The treatment of APENP remains a subject of debate; it often includes ventilatory support. In severe cases, intubation with positive pressure ventilation is required to improve gas exchange by alveolar recruitment. Non-invasive ventilation remains an alternative for moderate respiratory distress. Regarding medical treatment, diuretics are commonly used, although their use remains controversial. They are often administered in moderate doses to help reduce fluid accumulation in the lungs. It is important to note that each case is unique, and the treatment plan should be individualized [7,9,10]. The use of systemic corticosteroids and inhaled beta-2 agonists has also been reported [7,11].

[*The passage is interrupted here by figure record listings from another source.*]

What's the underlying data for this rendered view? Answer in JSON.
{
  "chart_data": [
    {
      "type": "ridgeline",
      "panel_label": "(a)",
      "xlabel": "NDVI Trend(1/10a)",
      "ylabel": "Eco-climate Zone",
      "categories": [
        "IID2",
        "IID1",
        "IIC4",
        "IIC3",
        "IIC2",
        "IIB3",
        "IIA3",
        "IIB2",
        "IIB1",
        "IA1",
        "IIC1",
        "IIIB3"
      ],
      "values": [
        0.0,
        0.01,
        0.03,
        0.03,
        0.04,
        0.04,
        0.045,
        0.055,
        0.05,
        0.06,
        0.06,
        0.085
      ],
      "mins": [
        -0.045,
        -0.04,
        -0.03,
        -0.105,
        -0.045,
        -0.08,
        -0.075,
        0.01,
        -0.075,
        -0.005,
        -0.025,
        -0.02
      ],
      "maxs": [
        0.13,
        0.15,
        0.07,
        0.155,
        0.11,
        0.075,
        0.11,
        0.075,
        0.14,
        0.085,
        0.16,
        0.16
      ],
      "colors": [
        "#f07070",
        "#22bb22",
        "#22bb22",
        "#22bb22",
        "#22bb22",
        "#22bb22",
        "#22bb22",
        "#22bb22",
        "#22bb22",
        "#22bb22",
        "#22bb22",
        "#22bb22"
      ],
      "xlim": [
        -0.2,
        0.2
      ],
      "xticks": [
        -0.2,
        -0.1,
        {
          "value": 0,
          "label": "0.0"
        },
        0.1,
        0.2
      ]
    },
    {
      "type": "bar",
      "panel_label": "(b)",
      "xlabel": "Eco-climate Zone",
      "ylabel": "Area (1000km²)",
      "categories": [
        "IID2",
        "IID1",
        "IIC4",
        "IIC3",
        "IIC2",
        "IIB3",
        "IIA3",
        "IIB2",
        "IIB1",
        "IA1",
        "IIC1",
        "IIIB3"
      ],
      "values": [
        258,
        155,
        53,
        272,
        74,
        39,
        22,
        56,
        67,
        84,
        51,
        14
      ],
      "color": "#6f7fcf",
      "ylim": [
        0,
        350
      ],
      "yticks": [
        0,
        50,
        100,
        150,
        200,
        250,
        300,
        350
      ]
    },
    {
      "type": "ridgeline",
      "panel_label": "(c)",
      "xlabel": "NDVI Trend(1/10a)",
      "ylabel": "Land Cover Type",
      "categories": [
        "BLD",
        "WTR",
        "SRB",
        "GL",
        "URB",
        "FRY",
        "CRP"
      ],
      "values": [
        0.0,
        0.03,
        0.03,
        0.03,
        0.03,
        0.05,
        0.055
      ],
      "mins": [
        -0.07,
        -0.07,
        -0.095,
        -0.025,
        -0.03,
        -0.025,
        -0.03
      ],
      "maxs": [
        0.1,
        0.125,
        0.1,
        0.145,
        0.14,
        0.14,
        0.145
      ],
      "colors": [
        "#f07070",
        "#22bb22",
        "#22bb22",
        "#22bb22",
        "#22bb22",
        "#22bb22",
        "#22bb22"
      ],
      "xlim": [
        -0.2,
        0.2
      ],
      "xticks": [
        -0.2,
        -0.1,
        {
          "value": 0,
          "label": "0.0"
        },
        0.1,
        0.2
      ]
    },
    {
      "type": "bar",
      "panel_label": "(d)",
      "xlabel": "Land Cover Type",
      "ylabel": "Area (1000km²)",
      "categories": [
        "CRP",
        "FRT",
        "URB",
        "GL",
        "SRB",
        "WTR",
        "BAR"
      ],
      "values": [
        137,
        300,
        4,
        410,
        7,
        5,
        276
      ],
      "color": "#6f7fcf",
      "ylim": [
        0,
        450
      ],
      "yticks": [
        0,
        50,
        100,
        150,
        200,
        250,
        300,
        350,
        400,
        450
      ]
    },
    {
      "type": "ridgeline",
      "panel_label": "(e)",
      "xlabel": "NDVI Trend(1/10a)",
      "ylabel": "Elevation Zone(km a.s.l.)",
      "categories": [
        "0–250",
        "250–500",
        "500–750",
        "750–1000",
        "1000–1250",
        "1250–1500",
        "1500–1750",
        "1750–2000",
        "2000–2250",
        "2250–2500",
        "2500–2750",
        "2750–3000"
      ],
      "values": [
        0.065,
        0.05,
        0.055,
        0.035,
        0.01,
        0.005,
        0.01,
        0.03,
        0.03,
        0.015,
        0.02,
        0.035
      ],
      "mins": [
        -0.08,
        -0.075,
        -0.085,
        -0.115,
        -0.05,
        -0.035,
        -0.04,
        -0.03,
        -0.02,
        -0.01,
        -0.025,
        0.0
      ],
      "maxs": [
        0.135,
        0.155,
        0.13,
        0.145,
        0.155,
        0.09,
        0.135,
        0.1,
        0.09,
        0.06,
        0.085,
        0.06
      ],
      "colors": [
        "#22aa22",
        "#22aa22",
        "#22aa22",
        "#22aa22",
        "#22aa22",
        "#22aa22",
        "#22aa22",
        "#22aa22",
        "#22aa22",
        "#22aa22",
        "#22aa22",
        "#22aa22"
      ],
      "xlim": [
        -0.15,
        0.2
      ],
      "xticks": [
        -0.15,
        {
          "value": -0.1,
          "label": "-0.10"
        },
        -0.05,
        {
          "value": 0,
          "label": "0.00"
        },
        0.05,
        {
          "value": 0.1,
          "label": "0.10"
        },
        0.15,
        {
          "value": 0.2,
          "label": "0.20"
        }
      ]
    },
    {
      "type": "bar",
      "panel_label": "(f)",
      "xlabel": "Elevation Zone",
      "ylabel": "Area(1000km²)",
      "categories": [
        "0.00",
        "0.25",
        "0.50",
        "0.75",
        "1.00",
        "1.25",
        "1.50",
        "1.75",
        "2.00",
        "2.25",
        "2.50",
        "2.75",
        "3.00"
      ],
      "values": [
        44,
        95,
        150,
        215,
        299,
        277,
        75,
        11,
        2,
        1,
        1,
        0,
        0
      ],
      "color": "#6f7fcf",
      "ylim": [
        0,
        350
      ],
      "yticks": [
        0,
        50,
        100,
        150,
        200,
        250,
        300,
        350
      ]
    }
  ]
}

In the first two studies, management required the use of non-invasive ventilation for favorable outcomes. In contrast, our case involved an older patient. "It is more common in young, healthy individuals for the development of strong negative intrathoracic pressures in response to upper airway obstruction" [10], and the case was related to sedation for a digestive endoscopy, which makes the case more unique. The patient had a favorable outcome with only medical treatment based on diuretics (Furosemide 80 mg injectable solution) and Salbutamol nebulization, which was also reported in the previous case [8].
Conclusions
NPPE can be a severe complication that threatens vital prognosis, usually occurring after general anesthesia with orotracheal intubation, but may also develop following minor surgical procedures performed under sedation. A good understanding of this pathological entity allows for rapid diagnosis and appropriate management to avoid its potentially lethal consequences.